O Google adicionou, nesta semana, cobrança por uso, teto de gasto mensal por projeto e detecção automática de anomalia de gasto ao Gemini Enterprise. A mudança responde a um problema que times financeiros estão descobrindo agora: orçamento de IA baseado em licença por usuário não sobrevive ao gasto imprevisível de agente autônomo.
O que mudou
O Gemini Enterprise passa a oferecer cobrança pay-as-you-go, derrubando a mensalidade fixa — a empresa paga só pelo consumo real de tokens e computação, a preço padrão de API, mantendo o plano por licença como alternativa para quem prefere previsibilidade. Quem compromete um volume de gasto mensal ganha desconto de 10% no token num contrato de um ano, ou 20% num contrato de três anos, via o que o Google chama de Flexible Savings Plan. A novidade mais relevante para governança é o teto de gasto: administradores podem limitar o orçamento mensal por projeto, receber alerta em 50%, 80% e 100% do limite, e travar chamadas de API de agente automaticamente ao bater o teto — a menos que decidam liberar o excedente manualmente. Um recurso de detecção de anomalia completa o pacote: sinaliza projeto com gasto fora do padrão e aponta os três principais itens de consumo por trás do salto, dando a times financeiros e de engenharia visibilidade sobre o que mudou.
Por que isso importa
Gasto de IA baseado em agente não se comporta como licença de software tradicional. Um agente autônomo pode multiplicar chamadas de API em minutos — por design (mais tarefas, mais autonomia) ou por erro (loop, tarefa mal definida, ausência de limite) — e o modelo de orçamento por assento simplesmente não captura esse risco. O pacote do Google é, na prática, a aplicação ao gasto com agente da mesma disciplina que times de infraestrutura já aplicam a gasto de nuvem há mais de uma década: teto, alerta, atribuição de custo por projeto.
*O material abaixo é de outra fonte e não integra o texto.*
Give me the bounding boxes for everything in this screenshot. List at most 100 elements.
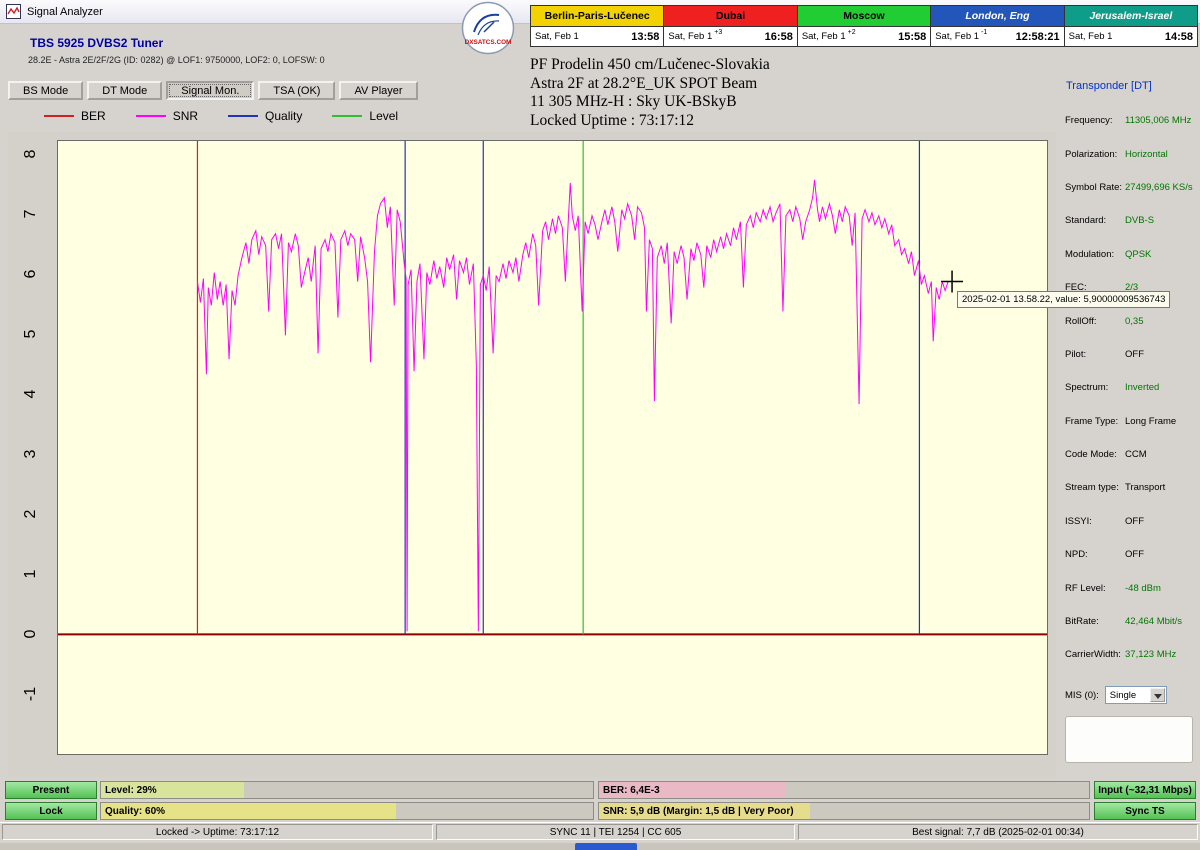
mis-dropdown[interactable]: Single bbox=[1104, 686, 1167, 704]
transponder-row: BitRate: 42,464 Mbit/s bbox=[1062, 605, 1198, 638]
ber-label: BER: 6,4E-3 bbox=[603, 784, 660, 796]
transponder-row-label: BitRate: bbox=[1065, 616, 1099, 628]
clock-utc-offset: -1 bbox=[981, 29, 988, 36]
clock-london-eng: London, Eng Sat, Feb 1 -1 12:58:21 bbox=[931, 6, 1065, 46]
tuner-name: TBS 5925 DVBS2 Tuner bbox=[30, 36, 164, 50]
transponder-row: Modulation: QPSK bbox=[1062, 238, 1198, 271]
y-axis-tick: 5 bbox=[22, 329, 39, 339]
info-line: PF Prodelin 450 cm/Lučenec-Slovakia bbox=[530, 56, 770, 73]
tab-signal-mon-[interactable]: Signal Mon. bbox=[166, 81, 255, 100]
clock-time-row: Sat, Feb 1 +2 15:58 bbox=[797, 27, 931, 46]
tuner-detail: 28.2E - Astra 2E/2F/2G (ID: 0282) @ LOF1… bbox=[28, 55, 325, 65]
transponder-row: Polarization: Horizontal bbox=[1062, 137, 1198, 170]
transponder-row-value: 0,35 bbox=[1125, 315, 1144, 327]
legend-label: Level bbox=[369, 109, 399, 123]
transponder-row-label: NPD: bbox=[1065, 549, 1088, 561]
legend-swatch bbox=[135, 115, 166, 117]
app-icon bbox=[6, 4, 21, 19]
transponder-row: NPD: OFF bbox=[1062, 538, 1198, 571]
chart-tooltip: 2025-02-01 13.58.22, value: 5,9000000953… bbox=[957, 291, 1171, 308]
clock-date: Sat, Feb 1 bbox=[801, 31, 846, 42]
lock-indicator: Lock bbox=[5, 802, 97, 820]
side-empty-panel bbox=[1065, 716, 1193, 763]
clock-time-row: Sat, Feb 1 13:58 bbox=[531, 27, 664, 46]
clock-date: Sat, Feb 1 bbox=[1068, 31, 1113, 42]
dropdown-arrow-icon[interactable] bbox=[1149, 688, 1165, 702]
transponder-row-value: OFF bbox=[1125, 348, 1144, 360]
clock-time: 12:58:21 bbox=[1015, 30, 1060, 43]
transponder-row: Pilot: OFF bbox=[1062, 338, 1198, 371]
legend-label: SNR bbox=[172, 109, 199, 123]
mis-row: MIS (0): Single bbox=[1065, 686, 1195, 704]
snr-bar: SNR: 5,9 dB (Margin: 1,5 dB | Very Poor) bbox=[598, 802, 1090, 820]
info-line: Locked Uptime : 73:17:12 bbox=[530, 111, 695, 129]
clock-time: 14:58 bbox=[1164, 30, 1194, 43]
clock-time-row: Sat, Feb 1 14:58 bbox=[1064, 27, 1198, 46]
transponder-row-label: CarrierWidth: bbox=[1065, 649, 1121, 661]
info-line: Astra 2F at 28.2°E_UK SPOT Beam bbox=[530, 74, 758, 92]
transponder-row-value: 37,123 MHz bbox=[1125, 649, 1177, 661]
clock-time: 15:58 bbox=[898, 30, 927, 43]
world-clocks: Berlin-Paris-Lučenec Sat, Feb 1 13:58 Dubai… bbox=[530, 5, 1198, 47]
taskbar-active-button[interactable] bbox=[575, 843, 637, 850]
transponder-row-value: 42,464 Mbit/s bbox=[1125, 616, 1183, 628]
transponder-row: Symbol Rate: 27499,696 KS/s bbox=[1062, 171, 1198, 204]
transponder-row: Frequency: 11305,006 MHz bbox=[1062, 104, 1198, 137]
statusbar-uptime: Locked -> Uptime: 73:17:12 bbox=[2, 824, 433, 840]
transponder-row-value: Inverted bbox=[1125, 382, 1160, 394]
transponder-row-label: Standard: bbox=[1065, 215, 1107, 227]
legend-item-snr: SNR bbox=[135, 109, 199, 123]
transponder-row-value: Horizontal bbox=[1125, 148, 1168, 160]
level-bar: Level: 29% bbox=[100, 781, 594, 799]
clock-city: London, Eng bbox=[931, 6, 1064, 27]
info-block: PF Prodelin 450 cm/Lučenec-Slovakia Astr… bbox=[530, 56, 770, 130]
mode-tabs: BS Mode DT Mode Signal Mon. TSA (OK) AV Play… bbox=[8, 81, 418, 100]
tab-bs-mode[interactable]: BS Mode bbox=[8, 81, 84, 100]
clock-date: Sat, Feb 1 bbox=[668, 31, 713, 42]
input-indicator: Input (~32,31 Mbps) bbox=[1094, 781, 1196, 799]
legend-label: Quality bbox=[265, 109, 303, 123]
clock-time: 13:58 bbox=[631, 30, 660, 43]
transponder-row-label: Modulation: bbox=[1065, 248, 1115, 260]
clock-city: Jerusalem-Israel bbox=[1064, 6, 1198, 27]
statusbar-best-signal: Best signal: 7,7 dB (2025-02-01 00:34) bbox=[798, 824, 1198, 840]
transponder-row: ISSYI: OFF bbox=[1062, 505, 1198, 538]
legend-item-ber: BER bbox=[44, 109, 106, 123]
snr-trace bbox=[196, 179, 949, 632]
chart-area: 8 7 6 5 4 3 2 1 0 -1 bbox=[8, 132, 1056, 777]
legend-swatch bbox=[332, 115, 363, 117]
signal-plot[interactable] bbox=[57, 140, 1048, 755]
transponder-row-value: OFF bbox=[1125, 515, 1144, 527]
transponder-row: RollOff: 0,35 bbox=[1062, 304, 1198, 337]
statusbar-sync: SYNC 11 | TEI 1254 | CC 605 bbox=[436, 824, 795, 840]
tab-av-player[interactable]: AV Player bbox=[339, 81, 418, 100]
clock-date: Sat, Feb 1 bbox=[535, 31, 579, 42]
dxsatcs-logo: DXSATCS.COM bbox=[459, 1, 517, 55]
y-axis-tick: 6 bbox=[22, 269, 39, 279]
clock-city: Moscow bbox=[797, 6, 931, 27]
chart-canvas bbox=[58, 141, 1047, 636]
clock-time: 16:58 bbox=[764, 30, 793, 43]
transponder-row: Code Mode: CCM bbox=[1062, 438, 1198, 471]
clock-jerusalem-israel: Jerusalem-Israel Sat, Feb 1 14:58 bbox=[1064, 6, 1198, 46]
y-axis-tick: -1 bbox=[22, 686, 39, 702]
snr-label: SNR: 5,9 dB (Margin: 1,5 dB | Very Poor) bbox=[603, 805, 794, 817]
y-axis-tick: 0 bbox=[22, 629, 39, 639]
transponder-row-value: 27499,696 KS/s bbox=[1125, 181, 1193, 193]
clock-time-row: Sat, Feb 1 +3 16:58 bbox=[664, 27, 797, 46]
info-line: 11 305 MHz-H : Sky UK-BSkyB bbox=[530, 93, 737, 110]
transponder-panel: Transponder [DT] Frequency: 11305,006 MHz… bbox=[1062, 80, 1198, 714]
chart-legend: BER SNR Quality Level bbox=[44, 109, 398, 123]
clock-berlin-paris-lu-enec: Berlin-Paris-Lučenec Sat, Feb 1 13:58 bbox=[531, 6, 665, 46]
transponder-row-value: QPSK bbox=[1125, 248, 1152, 260]
transponder-row: Frame Type: Long Frame bbox=[1062, 405, 1198, 438]
transponder-row-value: OFF bbox=[1125, 549, 1144, 561]
legend-label: BER bbox=[81, 109, 106, 123]
transponder-row-label: Polarization: bbox=[1065, 148, 1118, 160]
tab-tsa-ok-[interactable]: TSA (OK) bbox=[258, 81, 336, 100]
legend-item-quality: Quality bbox=[228, 109, 302, 123]
tab-dt-mode[interactable]: DT Mode bbox=[87, 81, 163, 100]
clock-utc-offset: +2 bbox=[847, 29, 856, 36]
quality-label: Quality: 60% bbox=[105, 805, 166, 817]
transponder-row-label: Frame Type: bbox=[1065, 415, 1119, 427]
Isso conecta direto com o achado da McKinsey que trouxemos aqui ontem — a maioria das empresas escalando agente de IA ainda não consegue medir o retorno financeiro. Parte do motivo é que elas também não têm visibilidade clara de onde o gasto está indo.
O impacto para o Brasil
Para empresas brasileiras migrando de piloto para produção com agentes de IA, o recado é prático: trate gasto com agente como gasto de infraestrutura de nuvem desde o primeiro dia — com teto, alerta e atribuição por projeto —, não depois de um susto no orçamento. Vale perguntar a qualquer fornecedor de IA que sua empresa avalia (não só o Google) se ele oferece esse nível de granularidade de controle de gasto; isso está deixando de ser diferencial e virando requisito básico de compra para quem escala agente além do piloto.
Leitura da Entercast
Esse lançamento amarra bem com o que vimos ontem na pesquisa da McKinsey: a fatia de empresas com impacto real de EBIT por IA ficou estável mesmo com adoção em alta, e parte do problema é a dificuldade de medir onde o valor (e o custo) realmente está. Some isso ao fio que seguimos o mês inteiro — da repactuação de preço da DeepSeek ao roteamento de modelo da AT&T — e o quadro fica claro: em 2026, gerenciar custo de IA deixou de ser "qual modelo é mais barato" e virou uma disciplina própria de governança financeira, no nível do workload de agente. Quem não constrói essa capacidade agora vai descobrir o próprio gasto do jeito mais caro: na fatura do mês seguinte.